Publié le par gentle13

Les rêves sont les souvenirs d’une autre vie

Vie qu’on vit ou qu’on rêve, le choix s’impose à chacun d’entre nous ?

Je ne crois pas, on fait avec ce que la nature nous a légué.

 Là non plus je ne suis pas sûr !

 

Mais de quoi es-tu sûr alors ?

EN FAIT DE PAS GRAND-CHOSE, sauf de mon incertitude.

L’évidence est parfois trompeuse mais… En anglais « evidence » veut dire preuve.

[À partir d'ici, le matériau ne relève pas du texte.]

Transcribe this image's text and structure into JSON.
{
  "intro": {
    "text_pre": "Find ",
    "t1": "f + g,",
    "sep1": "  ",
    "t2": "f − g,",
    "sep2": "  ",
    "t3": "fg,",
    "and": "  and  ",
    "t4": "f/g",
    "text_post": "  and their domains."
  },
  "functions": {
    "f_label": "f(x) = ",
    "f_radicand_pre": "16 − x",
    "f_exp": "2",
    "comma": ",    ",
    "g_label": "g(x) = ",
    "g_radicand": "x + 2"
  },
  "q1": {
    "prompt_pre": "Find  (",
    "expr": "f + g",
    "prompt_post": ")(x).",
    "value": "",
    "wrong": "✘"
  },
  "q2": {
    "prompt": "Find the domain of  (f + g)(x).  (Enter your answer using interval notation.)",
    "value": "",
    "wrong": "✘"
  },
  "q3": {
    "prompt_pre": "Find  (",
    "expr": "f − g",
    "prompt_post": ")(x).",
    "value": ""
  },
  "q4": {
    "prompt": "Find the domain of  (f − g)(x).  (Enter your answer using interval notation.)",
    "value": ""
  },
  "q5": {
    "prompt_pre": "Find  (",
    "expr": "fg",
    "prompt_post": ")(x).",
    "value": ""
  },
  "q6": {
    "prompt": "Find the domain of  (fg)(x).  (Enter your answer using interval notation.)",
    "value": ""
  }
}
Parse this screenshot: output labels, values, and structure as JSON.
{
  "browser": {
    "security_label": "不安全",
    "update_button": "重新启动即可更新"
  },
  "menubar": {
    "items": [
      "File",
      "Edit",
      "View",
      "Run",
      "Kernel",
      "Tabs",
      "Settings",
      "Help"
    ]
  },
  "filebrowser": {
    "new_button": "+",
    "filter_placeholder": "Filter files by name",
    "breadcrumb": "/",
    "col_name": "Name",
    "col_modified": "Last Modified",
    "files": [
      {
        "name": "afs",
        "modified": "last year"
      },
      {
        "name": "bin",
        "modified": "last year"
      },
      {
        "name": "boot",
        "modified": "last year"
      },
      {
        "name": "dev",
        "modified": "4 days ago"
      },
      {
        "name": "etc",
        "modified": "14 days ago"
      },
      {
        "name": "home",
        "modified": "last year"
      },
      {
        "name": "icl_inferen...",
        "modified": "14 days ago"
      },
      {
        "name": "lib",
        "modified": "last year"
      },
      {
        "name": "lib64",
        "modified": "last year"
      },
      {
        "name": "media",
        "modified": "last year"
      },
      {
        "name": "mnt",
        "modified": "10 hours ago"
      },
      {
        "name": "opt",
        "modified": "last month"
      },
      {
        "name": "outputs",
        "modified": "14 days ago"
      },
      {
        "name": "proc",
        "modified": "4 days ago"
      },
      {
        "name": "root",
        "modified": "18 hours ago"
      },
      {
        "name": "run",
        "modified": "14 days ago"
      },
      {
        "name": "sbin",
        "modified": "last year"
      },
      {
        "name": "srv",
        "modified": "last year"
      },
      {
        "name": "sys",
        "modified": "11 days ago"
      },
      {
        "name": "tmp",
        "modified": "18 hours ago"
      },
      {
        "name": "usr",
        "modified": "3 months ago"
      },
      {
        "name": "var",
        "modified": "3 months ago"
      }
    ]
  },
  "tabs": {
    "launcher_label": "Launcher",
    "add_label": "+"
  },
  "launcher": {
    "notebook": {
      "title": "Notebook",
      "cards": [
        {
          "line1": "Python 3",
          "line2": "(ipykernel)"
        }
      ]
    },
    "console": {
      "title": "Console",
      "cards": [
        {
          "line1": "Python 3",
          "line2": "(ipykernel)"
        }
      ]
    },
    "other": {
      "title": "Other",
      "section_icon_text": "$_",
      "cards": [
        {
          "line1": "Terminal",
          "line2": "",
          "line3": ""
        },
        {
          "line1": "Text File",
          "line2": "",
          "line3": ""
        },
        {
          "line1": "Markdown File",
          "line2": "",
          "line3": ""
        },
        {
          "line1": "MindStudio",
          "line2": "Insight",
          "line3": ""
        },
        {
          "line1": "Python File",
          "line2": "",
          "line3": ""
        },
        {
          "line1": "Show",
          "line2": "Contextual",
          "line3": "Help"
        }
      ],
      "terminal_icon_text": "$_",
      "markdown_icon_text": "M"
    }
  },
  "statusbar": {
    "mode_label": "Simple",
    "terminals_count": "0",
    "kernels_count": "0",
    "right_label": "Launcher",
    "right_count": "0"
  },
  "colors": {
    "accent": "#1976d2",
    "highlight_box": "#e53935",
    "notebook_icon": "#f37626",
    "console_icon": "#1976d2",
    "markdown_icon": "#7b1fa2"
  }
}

L’homme est ce qu’il pense et pense ce qu’il est, il prouve par ces actions ou ses paroles ce qu’il est ou ce qu’il croit être car souvent on cache sa vrai nature derrière un tas d’artifice.

 

Mais, ce n’est qu’un leurre, car le seul qu’on trompe c’est soi-même, ou peut-être les autres pour un temps, le temps justement qu’ils s’en rendent compte. Ceux qui mentent sont coincés entre le mensonge est la vérité, c’est  une passerelle qu’ils traversent quand la situation tourne à leur désavantage. Ils n’hésitent pas à travestir la vérité pour qu’elle cadre avec la leur. Mais ça ne reste qu’un mensonge.  

 

Voilà j’ai dit !

Maintenant ceux qui liront ceci se feront leur propre idée, chacun interprétera à sa manière… Sans préjuger.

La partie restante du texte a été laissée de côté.